副題「カネ勘定の『三国志』」というのに惹かれて手に取ったが…正直、やや残念な読後感と言わざるを得ない。
本書の感想は既にAmazonのレビュー、それも評価が辛めのもので言い尽くされてはいるが、思うところを述べたい。 

1.目新しいものはほとんどなかった

三国志と言えば演義ベースでしか知らず、吉川英治の小説や横山光輝のマンガでしか知らない、という人であればイメージが蜀の劉備・諸葛亮の善玉イメージが崩れると思う。
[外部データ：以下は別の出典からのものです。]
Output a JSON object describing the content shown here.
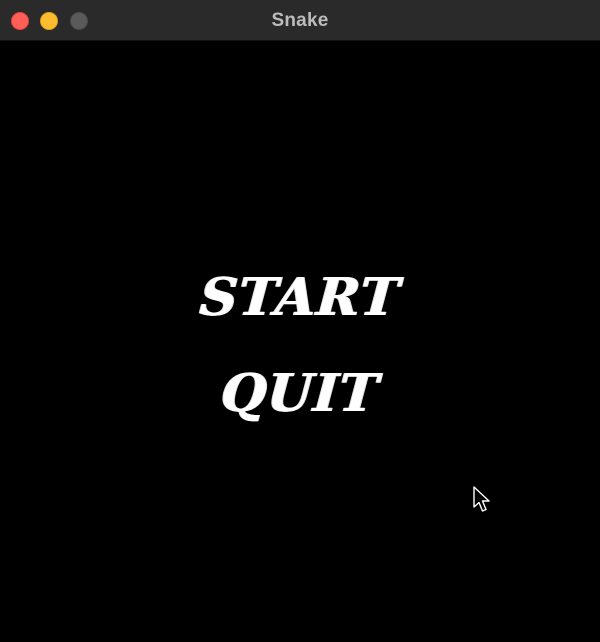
{
  "window": {
    "title": "Snake",
    "traffic_lights": {
      "close_color": "#ff5f57",
      "minimize_color": "#febc2e",
      "zoom_color": "#5b5a5b"
    }
  },
  "game": {
    "background_color": "#000000",
    "text_color": "#ffffff",
    "menu": {
      "start_label": "START",
      "quit_label": "QUIT"
    }
  },
  "cursor": {
    "icon": "arrow-pointer-icon"
  }
}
ただ、正史ベースの歴史としての三国志に興味があって既に類書を読んでいる人は、著者の劉備・諸葛亮への評価についてそれほど違和感を持たなかったのではないだろうか。特に、李學仁・王欣太『蒼天航路』という正史をベースに曹操を思いっきり英雄として盛った作品が三国志ファンに膾炙して以来、劉備・諸葛亮=善玉、曹操=悪玉というわかりやすい演義「史観」はある程度相対化されているように思う。劉備を梟雄とまで言うかどうかはともかく、乱世を渡り歩き最後には皇帝にまで上り詰めた傭兵隊長、人徳よりも任侠・器の大きな大将というイメージも形成されているように思う。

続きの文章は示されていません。